I have always been a big fan of J.R.R.Tolkien's novels but not until today did I find out what made his stories so mind boggling. If I were to write a paper praising his profound ideas and intentions I could write books on it. It was rare to see someone embedded with what I would consider true Christian values whether I believed in them or not, and even though many might not agree with the fact that his stories proved to be the best, no one could deny that they were and still are the most original and most creative works of all time, because that is what they are.
J.R.R. Tolkien was a professor of ancient languages and mythology in Oxford University. He started writing his first novel 'The Hobbit' at around 1925 with his first lines 'In a hole in the ground there lives a hobbit'. Little did he know that that was going to be the start of a long journey to the trilogy of 'Lord of the Rings' and the most favored fantasy novel to many.
I first read 'The Hobbit' and 'Lord of the Rings' when I was 11 years old. My brother introduced them to me as being his favorite books and as a younger sister who grew accustomed to copying him, I of course aimed to read them too. That was the first inspiration I received to becoming an author myself. My goals however similar were still completely different, and only recently did I find out how different they were. The dreams I had of creating a fantasy world of my own were mere artistic and inventive hopes of an artist who would do it for pleasure and self-satisfaction. The world Tolkien created was made to become a practiced culture that England would take as a base for English Mythology and Literature. He wanted to give England and the English language a rich history because he was disappointed that English back then had no substance or long background or real culture for that matter. It used to be a primitive language spoken by the commoner where French used to be the prestigious one before the rise of the Shakespearean era.

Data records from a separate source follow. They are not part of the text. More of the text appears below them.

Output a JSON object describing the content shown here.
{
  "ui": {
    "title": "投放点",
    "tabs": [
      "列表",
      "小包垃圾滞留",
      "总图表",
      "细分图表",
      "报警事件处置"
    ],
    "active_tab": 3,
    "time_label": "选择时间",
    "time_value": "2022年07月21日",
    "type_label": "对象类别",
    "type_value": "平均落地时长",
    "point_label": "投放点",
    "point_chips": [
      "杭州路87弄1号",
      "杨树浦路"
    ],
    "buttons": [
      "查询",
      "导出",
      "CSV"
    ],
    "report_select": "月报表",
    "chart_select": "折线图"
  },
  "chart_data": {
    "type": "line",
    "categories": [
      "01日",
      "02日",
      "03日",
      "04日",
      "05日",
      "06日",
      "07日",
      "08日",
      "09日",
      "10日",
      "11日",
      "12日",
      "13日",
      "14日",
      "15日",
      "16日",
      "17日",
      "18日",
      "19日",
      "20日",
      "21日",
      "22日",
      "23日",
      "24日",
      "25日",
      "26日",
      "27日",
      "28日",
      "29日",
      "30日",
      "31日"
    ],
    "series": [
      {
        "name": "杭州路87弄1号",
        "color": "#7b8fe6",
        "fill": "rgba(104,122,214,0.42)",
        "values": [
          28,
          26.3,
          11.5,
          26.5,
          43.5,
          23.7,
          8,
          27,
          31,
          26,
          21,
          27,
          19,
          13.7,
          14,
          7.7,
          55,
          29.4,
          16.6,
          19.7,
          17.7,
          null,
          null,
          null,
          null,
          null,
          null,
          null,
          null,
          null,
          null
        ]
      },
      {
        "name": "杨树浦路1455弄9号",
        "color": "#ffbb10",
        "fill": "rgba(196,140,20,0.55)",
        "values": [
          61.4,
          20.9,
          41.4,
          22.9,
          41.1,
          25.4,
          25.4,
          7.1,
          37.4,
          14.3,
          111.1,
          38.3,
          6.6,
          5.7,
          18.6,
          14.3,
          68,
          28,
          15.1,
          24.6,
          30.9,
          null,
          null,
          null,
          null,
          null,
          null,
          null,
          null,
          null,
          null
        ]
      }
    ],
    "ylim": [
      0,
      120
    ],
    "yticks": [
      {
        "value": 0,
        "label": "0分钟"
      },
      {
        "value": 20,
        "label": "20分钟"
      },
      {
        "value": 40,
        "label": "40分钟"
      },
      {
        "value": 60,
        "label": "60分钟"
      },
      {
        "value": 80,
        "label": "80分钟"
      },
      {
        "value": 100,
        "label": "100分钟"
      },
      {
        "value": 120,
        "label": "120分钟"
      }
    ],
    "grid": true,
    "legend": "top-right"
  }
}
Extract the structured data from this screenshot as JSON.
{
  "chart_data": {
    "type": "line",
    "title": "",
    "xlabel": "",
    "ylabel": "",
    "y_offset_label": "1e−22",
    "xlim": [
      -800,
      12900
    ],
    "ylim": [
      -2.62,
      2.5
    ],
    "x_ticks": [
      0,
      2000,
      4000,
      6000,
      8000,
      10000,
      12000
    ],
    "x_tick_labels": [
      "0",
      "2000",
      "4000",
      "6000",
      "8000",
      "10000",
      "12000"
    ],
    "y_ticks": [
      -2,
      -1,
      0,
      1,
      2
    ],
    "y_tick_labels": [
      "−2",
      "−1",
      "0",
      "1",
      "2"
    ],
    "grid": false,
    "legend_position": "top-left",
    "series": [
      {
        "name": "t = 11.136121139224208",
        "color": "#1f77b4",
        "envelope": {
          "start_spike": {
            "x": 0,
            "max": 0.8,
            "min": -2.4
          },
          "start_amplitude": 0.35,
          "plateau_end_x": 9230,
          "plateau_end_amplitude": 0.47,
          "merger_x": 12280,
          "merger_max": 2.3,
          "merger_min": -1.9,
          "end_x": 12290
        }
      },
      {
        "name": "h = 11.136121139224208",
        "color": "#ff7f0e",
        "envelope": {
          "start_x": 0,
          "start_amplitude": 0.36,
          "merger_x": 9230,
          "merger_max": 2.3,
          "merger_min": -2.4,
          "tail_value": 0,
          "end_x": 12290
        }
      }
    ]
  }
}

Tolkien did not create a mere story. He created history, and culture that was supposed to have happened at a given point of a given time. For that was the way his books were written. They were written chronologically as historical documents. The stories of Middle-Earth were supposed to have happened during the pagan pre-Christian age that had long been forgotten by mankind. And all that was made believable despite the surreal elements added to it. 'The Hobbit' and the 'Lord of the Rings' are fantasy stories. They did not happen in the past, but the fundamental ideas of them did. Just as the fundamental ideas of Greek Mythologies such as Homer's Iliad and Odyssey, Virgil's Aeneid and every other myth told before that were believed to be true.
That is because the general stories and wars did happen. We are sitting here today because our forefathers fought and risked their lives for the lives we now live. That was the allegory and essence of the history of Middle-Earth. That is what fascinated me even more. I was not reading the works of a mere fantasy but the very heart of a pagan, heroic humanity.
The difference in cultures and art of each ethnic background he created. The languages were real languages he invented from scratch, they were not mere gibberish.
To think that such a world and all its details could be created and brought together by one man which naturally would have taken civilizations to develop, reflected J.R.R.Tolkien's brilliance.
I am now convinced that the idol I chose to follow was better than I could have hoped for.
Even though my goals differ in matter and in manner, and whatever I chose to create would never hold anything to Tolkien's historical legends, I nevertheless hope to make my stories as authentic as he had made his.
I am also glad I got the chance to base my Batchelor's project on his works. This post was written as a result of that. lol.